9/01/2004

My first YDN op-ed of my junior year, condemning the disenfranchisement of felons from voting, is on-line here: These disenfranchised voters, like the ones I met in Tampa, are disproportionately the underprivileged, disproportionately people of color, disproportionately those whose families are most threatened by government policies that reward the wealthy and punish the poor. And so the Republican stake in keeping them from the polls is clear, set forward flatly last year of the chairman of the Republican Party of Alabama: "we're opposed to [restoration of their rights] because felons don't tend to vote Republican." More disappointing is the complicity of Democrats in denying the vote from large and growing fractions -- one in three or four of those I encountered in some neighborhoods -- of their key constituencies.
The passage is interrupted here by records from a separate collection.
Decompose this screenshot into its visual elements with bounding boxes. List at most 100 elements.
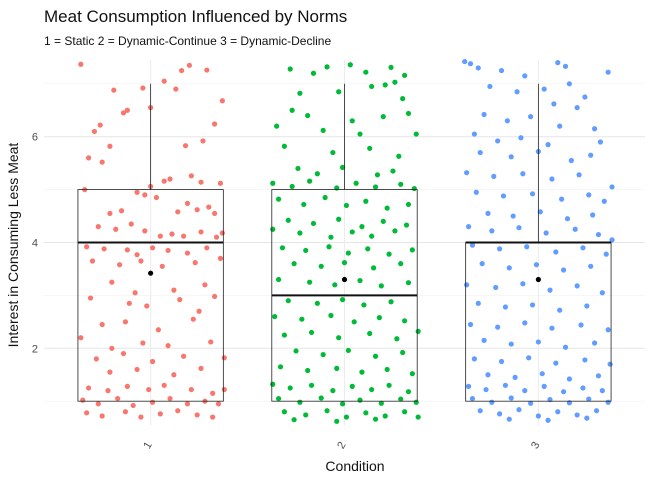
data-point [297,90,303,96]
data-point [485,372,491,378]
data-point [605,69,611,75]
data-point [167,176,173,182]
data-point [378,400,384,406]
data-point [495,324,501,330]
data-point [85,155,92,161]
data-point [464,170,470,176]
data-point [299,316,305,322]
data-point [374,172,381,178]
data-point [118,208,125,214]
data-point [359,369,365,375]
data-point [308,329,315,336]
data-point [320,352,326,358]
data-point [221,386,227,393]
data-point [134,252,140,258]
data-point [272,313,278,320]
data-point [599,388,605,394]
data-point [349,229,355,235]
data-point [518,135,524,141]
data-point [384,366,390,373]
data-point [537,209,543,215]
data-point [392,228,398,234]
data-point [568,157,574,164]
data-point [212,121,218,127]
data-point [117,262,123,268]
data-point [498,67,505,74]
data-point [188,173,194,179]
data-point [184,200,191,206]
data-point [359,224,365,230]
data-point [506,416,512,422]
data-point [386,382,392,388]
data-point [175,209,181,215]
data-point [336,216,342,222]
data-point [78,335,84,341]
data-point [219,230,225,236]
data-point [345,347,351,354]
data-point [516,225,522,231]
data-point [169,231,175,237]
data-point [146,386,152,393]
data-point [347,62,353,68]
data-point [541,383,547,389]
data-point [597,139,604,145]
data-point [208,339,214,345]
data-point [194,412,200,418]
x-tick-label: 1 [141,440,154,451]
data-point [502,304,509,310]
data-point [384,205,390,211]
data-point [510,213,516,219]
data-point [469,395,476,402]
data-point [363,69,369,75]
data-point [173,86,179,92]
data-point [165,247,171,254]
data-point [539,371,545,377]
data-point [398,181,404,187]
data-point [566,376,572,382]
data-point [508,154,514,160]
data-point [376,315,382,321]
data-point [198,179,204,185]
data-point [343,202,350,209]
data-point [402,318,408,324]
data-point [489,399,495,405]
data-point [188,386,194,393]
data-point [217,255,224,261]
data-point [159,263,165,269]
data-point [122,319,129,325]
x-axis: 1 2 3 [141,440,542,451]
data-point [93,356,99,362]
data-point [549,176,555,182]
data-point [582,94,588,100]
data-point [584,415,590,421]
data-point [291,417,297,423]
data-point [341,260,348,266]
data-point [80,397,86,403]
data-point [140,85,146,91]
data-point [334,418,340,424]
data-point [380,218,386,224]
data-point [496,246,503,252]
box-iqr [77,189,224,402]
jitter-points [78,58,615,424]
data-point [415,328,421,334]
data-point [372,184,379,190]
data-point [382,413,388,419]
data-point [522,320,528,326]
data-point [477,149,483,156]
data-point [545,417,551,423]
data-point [372,416,379,422]
data-point [357,277,363,284]
data-point [307,279,313,285]
data-point [365,246,371,252]
data-point [138,258,144,264]
data-point [204,245,210,251]
data-point [599,290,605,296]
data-point [609,184,615,190]
data-point [528,114,534,120]
data-point [415,414,421,420]
data-point [591,126,598,132]
data-point [217,180,224,186]
data-point [289,107,295,113]
data-point [380,114,386,120]
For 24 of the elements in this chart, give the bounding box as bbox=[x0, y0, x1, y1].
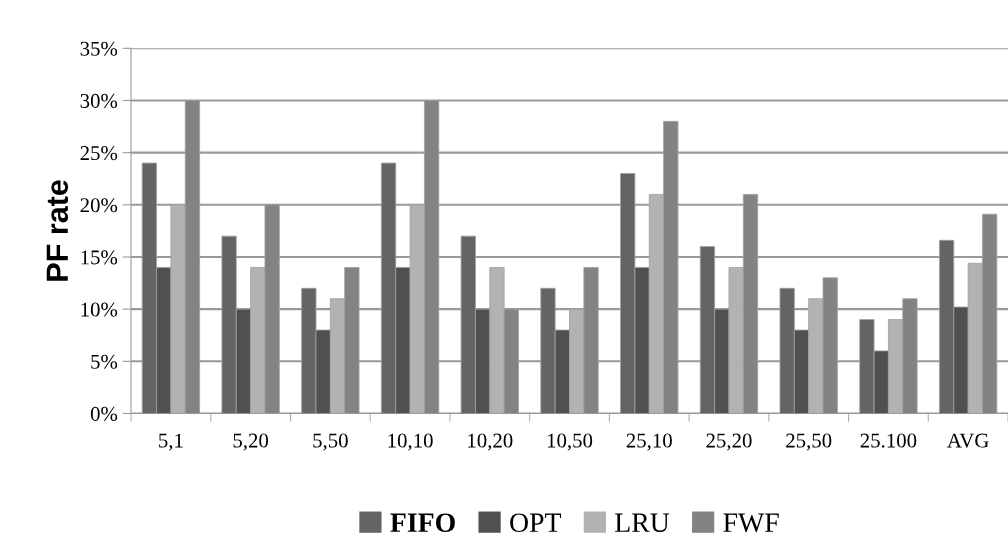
y-tick-label: 5% bbox=[91, 354, 118, 369]
legend-label: FWF bbox=[723, 513, 779, 533]
legend-label: FIFO bbox=[390, 513, 455, 533]
x-tick-label: 25,50 bbox=[786, 433, 832, 451]
legend-label: LRU bbox=[615, 513, 670, 533]
y-tick-label: 10% bbox=[81, 302, 118, 317]
y-tick-label: 30% bbox=[80, 93, 118, 108]
x-tick-label: 10,20 bbox=[468, 433, 513, 451]
legend-label: OPT bbox=[510, 513, 562, 533]
x-tick-label: 5,20 bbox=[233, 433, 269, 451]
x-tick-label: 10,10 bbox=[388, 433, 433, 451]
x-tick-label: 10,50 bbox=[547, 433, 593, 451]
y-tick-label: 20% bbox=[80, 198, 118, 213]
x-tick-label: AVG bbox=[947, 433, 989, 448]
x-tick-label: 5,50 bbox=[313, 433, 348, 451]
x-tick-label: 25,10 bbox=[626, 433, 672, 451]
y-tick-label: 15% bbox=[81, 250, 118, 265]
x-tick-label: 25,20 bbox=[706, 433, 752, 451]
x-tick-label: 25.100 bbox=[860, 433, 917, 448]
x-tick-label: 5,1 bbox=[159, 433, 183, 451]
y-tick-label: 0% bbox=[90, 406, 118, 421]
y-tick-label: 25% bbox=[80, 146, 118, 161]
y-axis-title: PF rate bbox=[46, 180, 69, 281]
y-tick-label: 35% bbox=[80, 41, 118, 56]
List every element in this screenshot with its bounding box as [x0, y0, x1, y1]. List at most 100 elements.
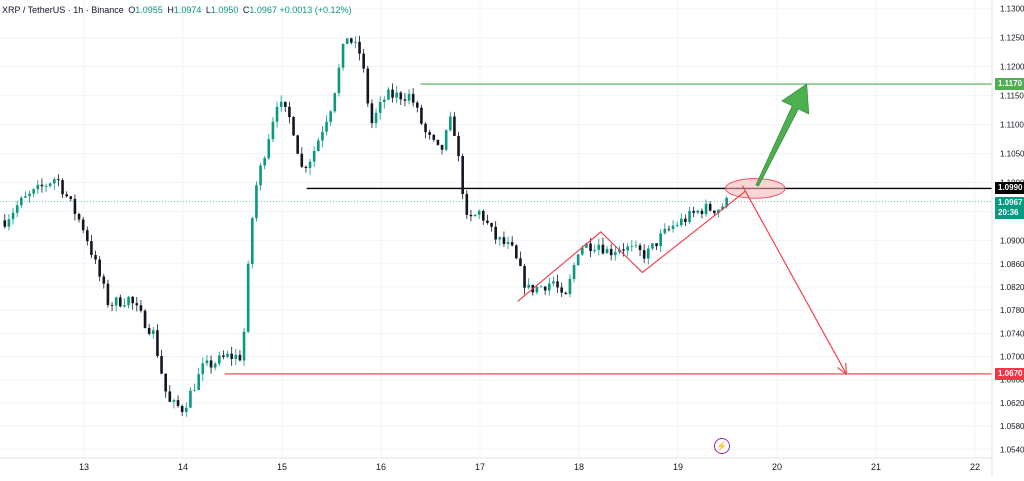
candle-down — [713, 210, 716, 214]
candle-down — [143, 310, 147, 329]
candle-up — [20, 197, 23, 206]
target-up-price-tag: 1.1170 — [995, 78, 1024, 91]
candle-up — [15, 205, 19, 213]
candle-up — [548, 283, 551, 291]
candle-down — [102, 276, 106, 284]
x-tick-label: 20 — [772, 462, 782, 472]
symbol-header: XRP / TetherUS · 1h · Binance O1.0955 H1… — [2, 5, 352, 15]
open-value: 1.0955 — [135, 5, 163, 15]
candle-down — [436, 139, 440, 145]
candle-down — [609, 248, 613, 256]
candle-up — [197, 374, 200, 391]
candle-down — [3, 220, 7, 227]
candle-up — [279, 101, 283, 107]
candle-down — [461, 156, 464, 195]
candle-up — [11, 212, 15, 220]
candle-down — [135, 303, 139, 306]
candle-down — [519, 258, 522, 266]
y-tick-label: 1.0780 — [1000, 306, 1024, 315]
pattern-line — [517, 190, 746, 302]
candle-up — [193, 390, 196, 391]
candle-down — [73, 198, 77, 214]
candle-down — [230, 353, 233, 359]
candle-down — [655, 243, 658, 247]
candle-down — [222, 355, 225, 357]
candle-down — [432, 134, 436, 140]
low-value: 1.0950 — [210, 5, 239, 15]
price-axis: 1.13001.12501.12001.11501.11001.10501.10… — [1000, 5, 1024, 455]
candle-up — [527, 284, 530, 288]
candle-up — [354, 41, 357, 43]
candle-up — [185, 407, 188, 412]
candle-up — [498, 237, 502, 240]
x-tick-label: 18 — [574, 462, 584, 472]
current-price-tag: 1.0967 20:36 — [995, 196, 1024, 219]
candle-down — [490, 223, 493, 227]
candle-down — [700, 210, 704, 215]
candle-up — [317, 140, 320, 151]
y-tick-label: 1.0660 — [1000, 376, 1024, 385]
symbol-label[interactable]: XRP / TetherUS · 1h · Binance — [2, 5, 124, 15]
candle-up — [535, 286, 539, 293]
candle-down — [453, 116, 456, 136]
candle-up — [552, 281, 555, 284]
candle-down — [486, 220, 489, 224]
candle-down — [86, 230, 89, 242]
candle-up — [48, 183, 52, 186]
candle-down — [667, 228, 671, 230]
x-tick-label: 21 — [871, 462, 881, 472]
up-arrow — [755, 83, 810, 187]
candle-down — [296, 135, 299, 154]
high-label: H — [167, 5, 174, 15]
resistance-price-tag: 1.0990 — [995, 182, 1024, 195]
candle-up — [630, 245, 634, 247]
down-arrow-head — [845, 362, 847, 374]
candle-down — [209, 360, 213, 368]
candle-down — [300, 153, 304, 167]
candle-up — [659, 233, 662, 247]
candle-down — [304, 166, 308, 168]
candle-down — [57, 179, 60, 181]
candles — [3, 35, 728, 417]
x-tick-label: 13 — [79, 462, 89, 472]
candle-up — [172, 400, 176, 402]
candle-down — [65, 194, 68, 197]
candle-up — [704, 203, 708, 215]
y-tick-label: 1.1200 — [1000, 63, 1024, 72]
candle-up — [721, 206, 724, 210]
candle-up — [7, 219, 11, 227]
y-tick-label: 1.1150 — [1000, 92, 1024, 101]
candle-down — [589, 243, 592, 252]
lightning-icon[interactable]: ⚡ — [714, 438, 730, 454]
candle-up — [614, 252, 617, 256]
candle-down — [638, 245, 642, 251]
candle-up — [576, 254, 580, 266]
candle-down — [440, 144, 444, 150]
x-tick-label: 19 — [673, 462, 683, 472]
resistance-price: 1.0990 — [998, 183, 1023, 193]
candle-up — [572, 265, 576, 279]
candle-down — [362, 53, 365, 69]
candle-up — [597, 244, 601, 250]
candle-up — [36, 184, 40, 190]
candle-up — [24, 196, 27, 198]
candle-up — [127, 296, 130, 306]
candle-down — [131, 296, 134, 304]
candle-up — [28, 193, 31, 197]
candle-down — [40, 184, 44, 187]
candle-up — [444, 130, 448, 150]
candle-down — [69, 196, 73, 199]
candle-up — [321, 131, 324, 141]
candle-up — [329, 111, 332, 122]
candle-up — [341, 43, 345, 68]
candle-up — [255, 185, 258, 219]
candle-down — [139, 305, 143, 311]
x-tick-label: 14 — [178, 462, 188, 472]
candle-up — [647, 248, 650, 259]
candle-down — [424, 123, 427, 133]
candle-up — [152, 330, 155, 334]
candle-up — [626, 246, 629, 251]
candle-down — [168, 391, 172, 402]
Cowed by the threat of seeming soft on crime, too many Democrats have proven themselves soft on democracy. And in so doing, they're not only excluding potential voters, but alienating those voters' neighbors and families, many of whom do not choose to vote on behalf of those who can't but rather choose to abstain entirely in the face of seemingly bipartisan deafness to their communities' concerns about policy and to the suppression of their right to change it. This was the topic of a fair number of blog postings this summer, most of which were consolidated in some form here. Working on this article certainly led to some interesting conversations; let's hope having it published will solicit some spirited response.